Tough conditions test racers and equipment at Malaysian stage race

Racers at the Langkawi International Mountain Bike Challenge (LIMBC) have been battling some epic conditions this week in Malaysia during a six-day mountain bike stage race. Specialized Racing's Lea Davison and Todd Wells have been impressed by the conditions.

Women's race leader Davison attacked early in stage 2 and found herself alone, racing in the jungle, for the duration. There were some interesting moments.

"I was all alone in the jungle and just tried to focus on keeping moving forward. Then there was the loudest clap of thunder I've ever heard, and I seriously thought it was a bomb," said Davison.

"This made me up the pace determined to find some company in the jungle. After half an hour, I realized it was thunder. I saw a snake. There was a leech on my neck. The entire trail was muddy, technical singletrack. It was a very challenging day for everyone."

On stage 1, Davison watched on of her rivals for the overall victory take a swim in a giant mud puddle. "Eva (Lechner) was leading and went swimming accidentally into a puddle up to her handlebars. (She) literally endoed and disappeared. Crazy!"

Wells, who won La Ruta de los Conquistadores in 2011, thinks Langkawi conditions are even more challenging than the notorious mud of the Costa Rican stage race.

"I have been going through the equipment here - flatting two tires, destroying one wheel, going through brake pads and chains as well," said Wells after stage 1. "This race is very hard on the bike, and I think one day here is harder on the bike then the entire race in La Ruta. This is some serious mud here!"

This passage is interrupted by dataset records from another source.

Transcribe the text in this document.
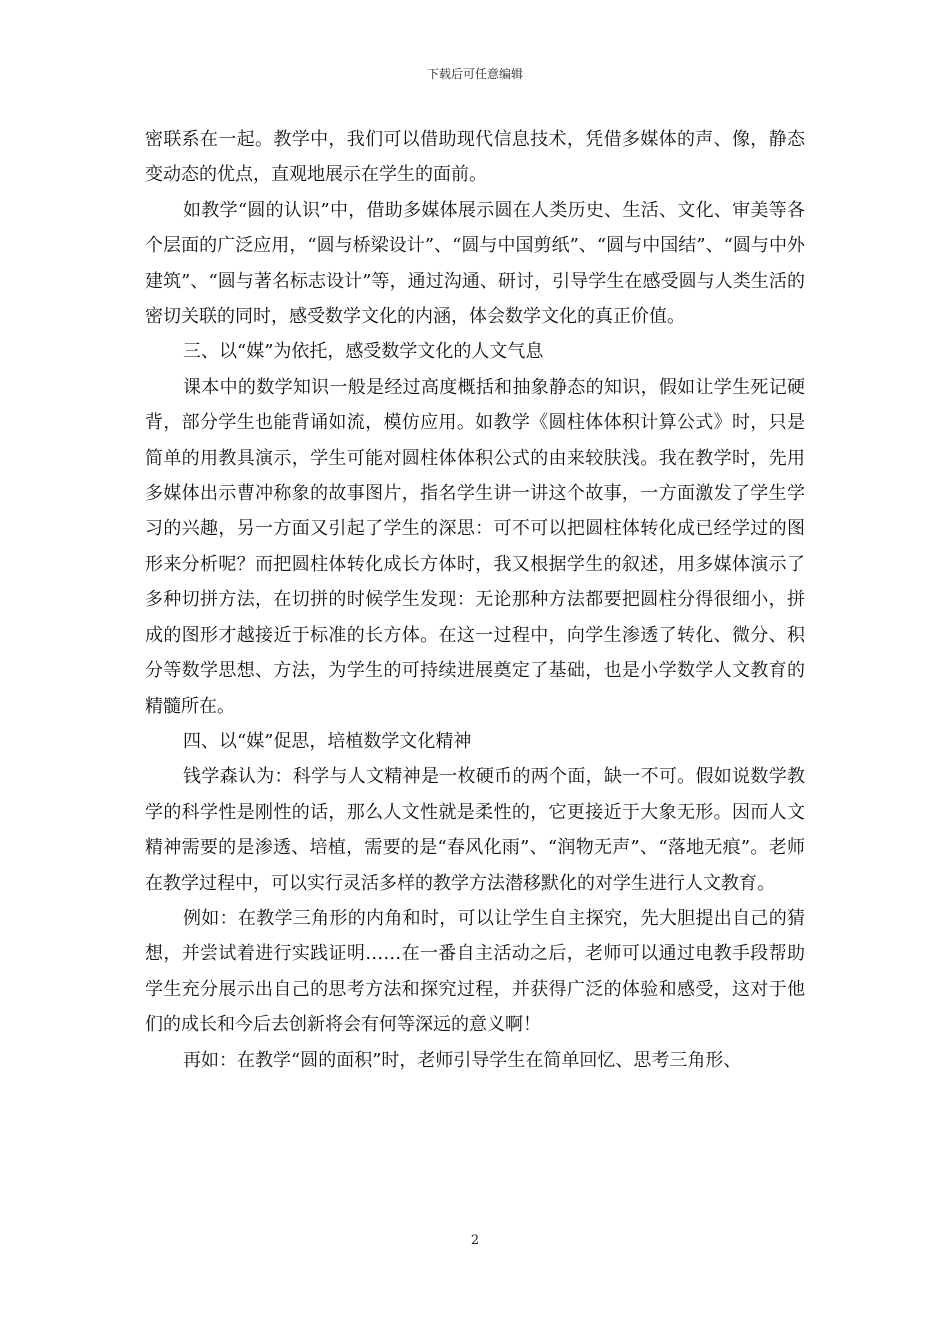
下载后可任意编辑

密联系在一起。教学中，我们可以借助现代信息技术，凭借多媒体的声、像，静态变动态的优点，直观地展示在学生的面前。

如教学“圆的认识”中，借助多媒体展示圆在人类历史、生活、文化、审美等各个层面的广泛应用，“圆与桥梁设计”、“圆与中国剪纸”、“圆与中国结”、“圆与中外建筑”、“圆与著名标志设计”等，通过沟通、研讨，引导学生在感受圆与人类生活的密切关联的同时，感受数学文化的内涵，体会数学文化的真正价值。

三、以“媒”为依托，感受数学文化的人文气息

课本中的数学知识一般是经过高度概括和抽象静态的知识，假如让学生死记硬背，部分学生也能背诵如流，模仿应用。如教学《圆柱体体积计算公式》时，只是简单的用教具演示，学生可能对圆柱体体积公式的由来较肤浅。我在教学时，先用多媒体出示曹冲称象的故事图片，指名学生讲一讲这个故事，一方面激发了学生学习的兴趣，另一方面又引起了学生的深思：可不可以把圆柱体转化成已经学过的图形来分析呢？而把圆柱体转化成长方体时，我又根据学生的叙述，用多媒体演示了多种切拼方法，在切拼的时候学生发现：无论那种方法都要把圆柱分得很细小，拼成的图形才越接近于标准的长方体。在这一过程中，向学生渗透了转化、微分、积分等数学思想、方法，为学生的可持续进展奠定了基础，也是小学数学人文教育的精髓所在。

四、以“媒”促思，培植数学文化精神

钱学森认为：科学与人文精神是一枚硬币的两个面，缺一不可。假如说数学教学的科学性是刚性的话，那么人文性就是柔性的，它更接近于大象无形。因而人文精神需要的是渗透、培植，需要的是“春风化雨”、“润物无声”、“落地无痕”。老师在教学过程中，可以实行灵活多样的教学方法潜移默化的对学生进行人文教育。

例如：在教学三角形的内角和时，可以让学生自主探究，先大胆提出自己的猜想，并尝试着进行实践证明……在一番自主活动之后，老师可以通过电教手段帮助学生充分展示出自己的思考方法和探究过程，并获得广泛的体验和感受，这对于他们的成长和今后去创新将会有何等深远的意义啊！

再如：在教学“圆的面积”时，老师引导学生在简单回忆、思考三角形、

2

After stage 2, he said, "The mud here is something else. All this mud has been taking a toll on the equipment and requires almost a complete overhaul every night. The hoses and wash buckets here are working overtime. Today, I had brand new metal brake pads for the start, and they were completely gone after just two hours and something of racing. The mixture of sand and mud wreak havoc on the equipment."